Alpha diversity measurements were determined using the estimate richness function of the phyloseq package53. To test the statistical significance for the difference in beta diversity (ex: Bray-Curtis Dissimilarity), PERMANOVA analysis using the adonis function with 99,999 permutations in R Studio was used on relative abundance values for genus that passed our overall filtration scheme. The initial test was done on the Bray-Curtis distance matrix for all 180 samples, using a formula incorporating factors geography, region, disease, age, and sex; the formula tested for each factor independently and any possible interactions.

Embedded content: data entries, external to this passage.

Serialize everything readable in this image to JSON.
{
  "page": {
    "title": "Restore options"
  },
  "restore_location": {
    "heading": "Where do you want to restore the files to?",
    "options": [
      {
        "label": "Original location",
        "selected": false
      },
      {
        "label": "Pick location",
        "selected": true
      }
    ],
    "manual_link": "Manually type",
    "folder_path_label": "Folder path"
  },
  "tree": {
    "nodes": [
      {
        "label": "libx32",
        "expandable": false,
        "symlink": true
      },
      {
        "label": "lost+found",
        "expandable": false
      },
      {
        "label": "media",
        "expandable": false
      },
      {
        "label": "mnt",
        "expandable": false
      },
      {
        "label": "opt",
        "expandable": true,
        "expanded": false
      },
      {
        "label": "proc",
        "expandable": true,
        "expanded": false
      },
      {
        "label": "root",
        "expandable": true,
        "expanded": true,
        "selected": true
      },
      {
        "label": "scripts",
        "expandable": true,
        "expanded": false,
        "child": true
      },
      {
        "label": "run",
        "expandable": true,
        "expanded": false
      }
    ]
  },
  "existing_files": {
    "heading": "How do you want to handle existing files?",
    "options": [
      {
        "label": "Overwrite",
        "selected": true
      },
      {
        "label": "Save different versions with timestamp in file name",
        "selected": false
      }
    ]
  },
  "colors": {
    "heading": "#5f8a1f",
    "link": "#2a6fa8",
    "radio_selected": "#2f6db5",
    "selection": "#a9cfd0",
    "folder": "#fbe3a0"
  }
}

Furthermore, the adonis function was used to analyze variance using the Bray-Curtis dissimilarity matrix for relative abundance data for KOs as well. The results from the specific comparisons performed were visualized as PCoA plots using ordination. Using a Spearman Correlation, genus relative abundance was correlated with PCoA values for the corresponding axis 1 and 2 values to determine which bacterial genus associated with the principal coordinates. To account for compositionality, the ALDEx2 (v1.16.0) package in R studio was used to determine differences in taxa abundance between specific pairwise comparisons. The counts for taxa at each taxonomic rank that were retained after filtration were tested using default parameters for the aldex function (including mc.samples = 128, test = “t”, denom = “all”). The aldex function takes in read counts as input and performs CLR transformation to infer abundance prior to performing statistical testing57,58. The expected Benjamini-Hochberg (eBH), FDR < 0.05, corrected p-value of the Wilcoxon test was used to determine differentially abundant taxa between different pairwise comparisons. Additionally, the Mann-Whitney-Wilcoxon (MWW) test was done as a post-hoc test corrected for multiple testing with a Benjamini-Hochberg correction of 0.01 FDR to determine specific differences in each of the presented pairwise comparisons for relative abundance differences for the various taxonomic classifications and KOs.

Reporting summary

Further information on research design is available in the Nature Research Reporting Summary linked to this article.